Saturday, December 1, 2007

Interactivity: OTIS, Muds, MOOs, and More

It would be difficult to trace the early roots of interactive art because all art is actually interactive on some level. A Shakespearean actor makes an aside to the audience and it is, after all, the audience's response which drives the actors. In computer terminology, the distinction between multimedia and interactivity has become somewhat cloudy. To me, the concept finds its origins with artists such as DuChamp, who made works that were meant to be touched and handled or Julian Beck, whose Living Theater produced works that were meant to trigger individual responses from the audience. Sound and light pieces, where an observer's movements trigger sensing devices that then drive light, sound, or movement, began to evolve in the 1960s. Environmental playgrounds exist throughout the world today. Unique to the online culture are muds, MOOs, MUSHes, and interactive communities such as MUSE that can, and should, be viewed as an art form in and of themselves. (For a more complete discussion of muds see Chapter 11, "Online Entertainment.")

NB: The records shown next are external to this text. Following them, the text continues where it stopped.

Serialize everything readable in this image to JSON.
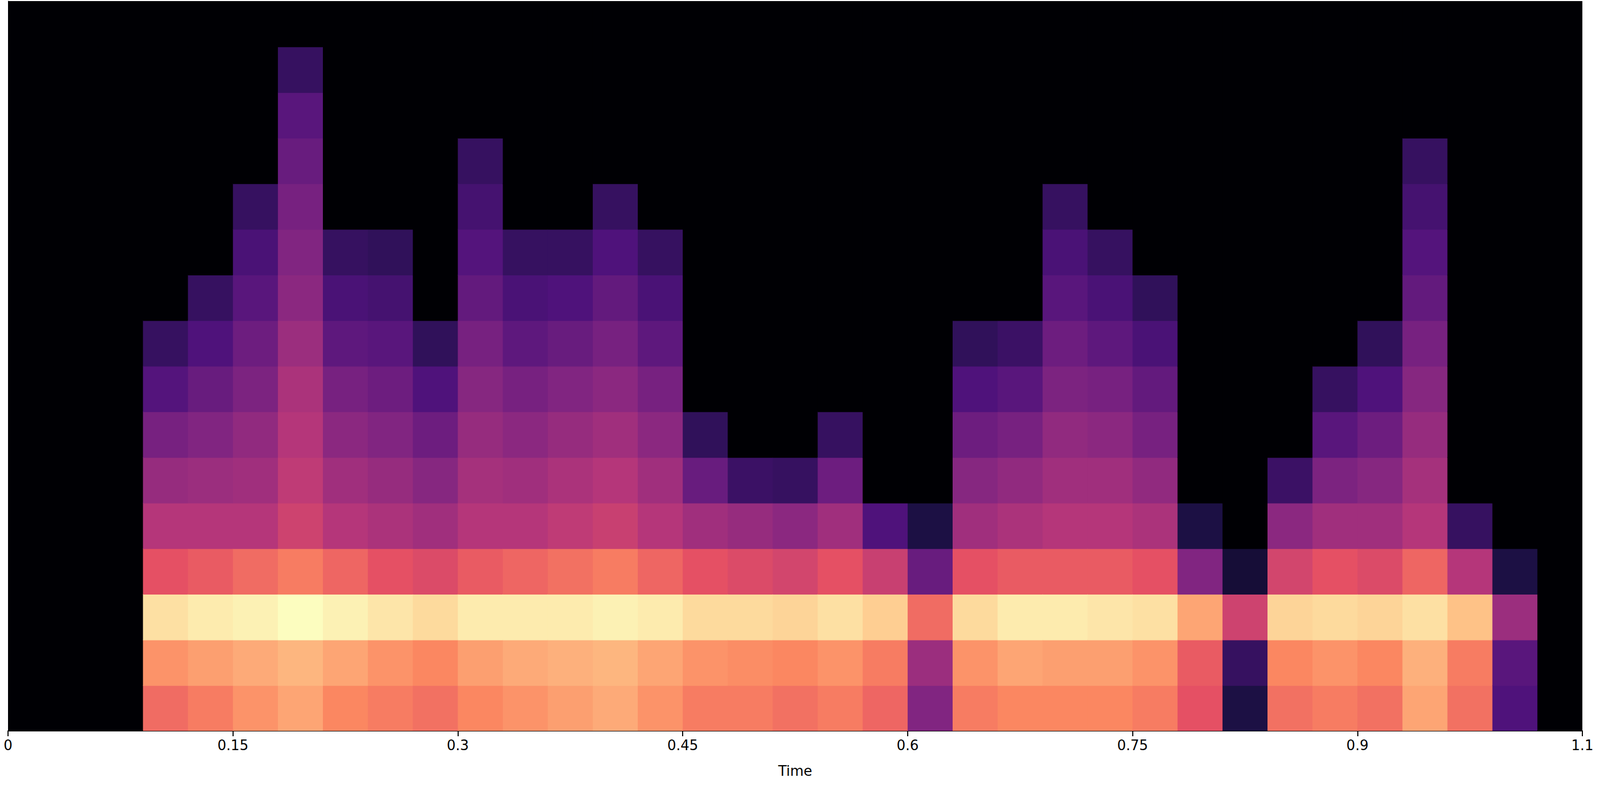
{
  "chart_data": {
    "type": "heatmap",
    "x_label": "Time",
    "x": [
      0,
      0.03,
      0.06,
      0.09,
      0.12,
      0.15,
      0.18,
      0.21,
      0.24,
      0.27,
      0.3,
      0.33,
      0.36,
      0.39,
      0.42,
      0.45,
      0.48,
      0.51,
      0.54,
      0.57,
      0.6,
      0.63,
      0.66,
      0.69,
      0.72,
      0.75,
      0.78,
      0.81,
      0.84,
      0.87,
      0.9,
      0.93,
      0.96,
      0.99,
      1.02
    ],
    "y": [
      0,
      1,
      2,
      3,
      4,
      5,
      6,
      7,
      8,
      9,
      10,
      11,
      12,
      13,
      14,
      15
    ],
    "z": [
      [
        -80,
        -80,
        -80,
        -80,
        -80,
        -80,
        -80,
        -80,
        -80,
        -80,
        -80,
        -80,
        -80,
        -80,
        -80,
        -80
      ],
      [
        -80,
        -80,
        -80,
        -80,
        -80,
        -80,
        -80,
        -80,
        -80,
        -80,
        -80,
        -80,
        -80,
        -80,
        -80,
        -80
      ],
      [
        -80,
        -80,
        -80,
        -80,
        -80,
        -80,
        -80,
        -80,
        -80,
        -80,
        -80,
        -80,
        -80,
        -80,
        -80,
        -80
      ],
      [
        -25,
        -18,
        -5,
        -30,
        -40,
        -46,
        -52,
        -59,
        -65,
        -80,
        -80,
        -80,
        -80,
        -80,
        -80,
        -80
      ],
      [
        -22,
        -16,
        -3,
        -28,
        -40,
        -45,
        -50,
        -55,
        -60,
        -65,
        -80,
        -80,
        -80,
        -80,
        -80,
        -80
      ],
      [
        -18,
        -14,
        -2,
        -25,
        -40,
        -44,
        -47,
        -51,
        -54,
        -58,
        -61,
        -65,
        -80,
        -80,
        -80,
        -80
      ],
      [
        -15,
        -12,
        0,
        -22,
        -35,
        -38,
        -40,
        -42,
        -45,
        -48,
        -50,
        -52,
        -55,
        -58,
        -65,
        -80
      ],
      [
        -20,
        -15,
        -2,
        -26,
        -40,
        -44,
        -48,
        -52,
        -57,
        -61,
        -65,
        -80,
        -80,
        -80,
        -80,
        -80
      ],
      [
        -22,
        -18,
        -4,
        -30,
        -42,
        -46,
        -50,
        -54,
        -58,
        -62,
        -66,
        -80,
        -80,
        -80,
        -80,
        -80
      ],
      [
        -24,
        -20,
        -6,
        -32,
        -44,
        -49,
        -54,
        -60,
        -66,
        -80,
        -80,
        -80,
        -80,
        -80,
        -80,
        -80
      ],
      [
        -20,
        -16,
        -3,
        -28,
        -40,
        -43,
        -46,
        -49,
        -52,
        -56,
        -59,
        -62,
        -65,
        -80,
        -80,
        -80
      ],
      [
        -18,
        -14,
        -3,
        -26,
        -40,
        -44,
        -48,
        -52,
        -57,
        -61,
        -65,
        -80,
        -80,
        -80,
        -80,
        -80
      ],
      [
        -16,
        -13,
        -3,
        -24,
        -38,
        -42,
        -46,
        -50,
        -55,
        -60,
        -65,
        -80,
        -80,
        -80,
        -80,
        -80
      ],
      [
        -14,
        -12,
        -2,
        -22,
        -36,
        -40,
        -44,
        -48,
        -52,
        -56,
        -60,
        -65,
        -80,
        -80,
        -80,
        -80
      ],
      [
        -18,
        -15,
        -3,
        -26,
        -40,
        -44,
        -48,
        -52,
        -57,
        -61,
        -65,
        -80,
        -80,
        -80,
        -80,
        -80
      ],
      [
        -22,
        -18,
        -6,
        -30,
        -44,
        -55,
        -66,
        -80,
        -80,
        -80,
        -80,
        -80,
        -80,
        -80,
        -80,
        -80
      ],
      [
        -22,
        -19,
        -6,
        -32,
        -46,
        -64,
        -80,
        -80,
        -80,
        -80,
        -80,
        -80,
        -80,
        -80,
        -80,
        -80
      ],
      [
        -24,
        -20,
        -7,
        -34,
        -48,
        -65,
        -80,
        -80,
        -80,
        -80,
        -80,
        -80,
        -80,
        -80,
        -80,
        -80
      ],
      [
        -22,
        -18,
        -5,
        -30,
        -44,
        -54,
        -65,
        -80,
        -80,
        -80,
        -80,
        -80,
        -80,
        -80,
        -80,
        -80
      ],
      [
        -26,
        -22,
        -8,
        -36,
        -60,
        -80,
        -80,
        -80,
        -80,
        -80,
        -80,
        -80,
        -80,
        -80,
        -80,
        -80
      ],
      [
        -50,
        -45,
        -25,
        -55,
        -70,
        -80,
        -80,
        -80,
        -80,
        -80,
        -80,
        -80,
        -80,
        -80,
        -80,
        -80
      ],
      [
        -22,
        -18,
        -6,
        -30,
        -44,
        -49,
        -54,
        -60,
        -66,
        -80,
        -80,
        -80,
        -80,
        -80,
        -80,
        -80
      ],
      [
        -20,
        -15,
        -3,
        -28,
        -42,
        -47,
        -52,
        -58,
        -64,
        -80,
        -80,
        -80,
        -80,
        -80,
        -80,
        -80
      ],
      [
        -20,
        -16,
        -3,
        -28,
        -40,
        -44,
        -47,
        -51,
        -54,
        -58,
        -61,
        -65,
        -80,
        -80,
        -80,
        -80
      ],
      [
        -20,
        -16,
        -4,
        -28,
        -40,
        -44,
        -48,
        -52,
        -57,
        -61,
        -65,
        -80,
        -80,
        -80,
        -80,
        -80
      ],
      [
        -22,
        -18,
        -5,
        -30,
        -42,
        -47,
        -52,
        -56,
        -61,
        -66,
        -80,
        -80,
        -80,
        -80,
        -80,
        -80
      ],
      [
        -30,
        -28,
        -15,
        -50,
        -70,
        -80,
        -80,
        -80,
        -80,
        -80,
        -80,
        -80,
        -80,
        -80,
        -80,
        -80
      ],
      [
        -70,
        -65,
        -35,
        -72,
        -80,
        -80,
        -80,
        -80,
        -80,
        -80,
        -80,
        -80,
        -80,
        -80,
        -80,
        -80
      ],
      [
        -24,
        -20,
        -7,
        -34,
        -48,
        -64,
        -80,
        -80,
        -80,
        -80,
        -80,
        -80,
        -80,
        -80,
        -80,
        -80
      ],
      [
        -22,
        -18,
        -6,
        -30,
        -44,
        -51,
        -58,
        -65,
        -80,
        -80,
        -80,
        -80,
        -80,
        -80,
        -80,
        -80
      ],
      [
        -24,
        -20,
        -7,
        -32,
        -44,
        -49,
        -54,
        -60,
        -66,
        -80,
        -80,
        -80,
        -80,
        -80,
        -80,
        -80
      ],
      [
        -15,
        -13,
        -5,
        -26,
        -40,
        -43,
        -46,
        -49,
        -52,
        -56,
        -59,
        -62,
        -65,
        -80,
        -80,
        -80
      ],
      [
        -24,
        -22,
        -10,
        -40,
        -65,
        -80,
        -80,
        -80,
        -80,
        -80,
        -80,
        -80,
        -80,
        -80,
        -80,
        -80
      ],
      [
        -60,
        -58,
        -45,
        -70,
        -80,
        -80,
        -80,
        -80,
        -80,
        -80,
        -80,
        -80,
        -80,
        -80,
        -80,
        -80
      ],
      [
        -80,
        -80,
        -80,
        -80,
        -80,
        -80,
        -80,
        -80,
        -80,
        -80,
        -80,
        -80,
        -80,
        -80,
        -80,
        -80
      ]
    ],
    "xlim": [
      0,
      1.05
    ],
    "ylim": [
      0,
      16
    ],
    "xticks": [
      0,
      0.15,
      0.3,
      0.45,
      0.6,
      0.75,
      0.9,
      {
        "value": 1.05,
        "label": "1.1"
      }
    ],
    "clim": [
      -80,
      0
    ],
    "tick_labels": "x"
  }
}
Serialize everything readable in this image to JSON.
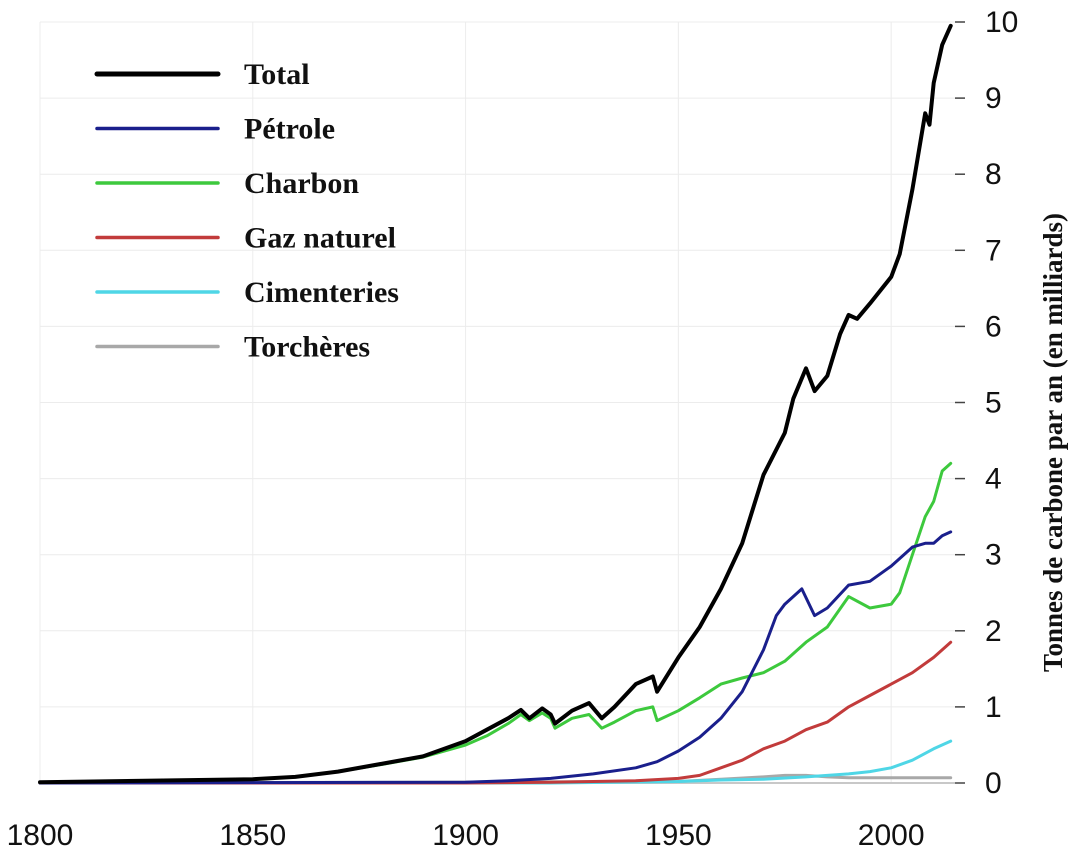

Multiuser interactive environments, Adventure, and MultiUser Dungeon, being perhaps the oldest and most famous text-based object-oriented games, create an internal virtual landscape and provide characters, objects, and situations that fill a temporal landscape of action, inaction, chance occurrence, and skill. In the Renaissance, an artist would have to capture the whole gist of possibilities within one static painting. Volumes have been written analyzing the various postures of the Saints in "The Last Supper," for example. The programmer still must create the characters and the scenery with care, balance, and insight. An entire culture then blossoms around the game where users exchange strategies. To a certain extent, the game is now beyond the hand of the author.

Not long ago in New York City, and in Chicago as well, there were art installations that were mini golf courses designed by artists and meant to be played upon. At the vastly exciting Jonathan Borofsky installation at the Whitney Museum in the mid-eighties, among the enormous body of static and kinetic works was a hand-painted Ping-Pong table complete with paddles and ball, and the museum guard's responsibility in this case was to retrieve or replace the occasional overshot or overworn ball. As more systems have allowed direct access to individual public directories, the individual home page has become a personalized interconnective tool. Hand selected favorite sites as well as local gossip/news combine with the author's thoughts, comments, and views to become a type of interactive environment to play within. Often they combine pictures and sounds.

MUSE (Multi User Simulated Environment) extends the multiuser role-playing game to where an entire community exists in real-time. Citizens may enter rooms, embark upon paths, manipulate objects, and create realms for others to explore. The participant doesn't merely play through a pre-programmed set of rules and locations. Objects in space become a medium for creativity, and it's possible for user-citizens to orchestrate scenarios as well.

From a commercial point of view, interactivity will be the primary means by which the consumer is pulled in, analyzed, fitted, given a chance to test drive the product around the block, and billed. All of the challenges that go into making a MUD or a MOO are contained in this growing field. Interactive artists have been dealing with many of the same issues as well, though usually from a conceptual or aesthetic perspective. How, for example, do I create sounds that when triggered by a person's movement, allow the person to know what particular movement at what moment triggered the sound? At the same time, how do you handle the overload of many people in a space causing the sensors to be constantly triggered? And if you successfully trim the sensitivity way down, how do you handle the times when one person or no one is on the site? The artist must not only conceive of the possibilities but he or she must also create a fluid, purposeful transition between these different states. Finally, it's not just the look and feel of the work, but an idea is also being conveyed.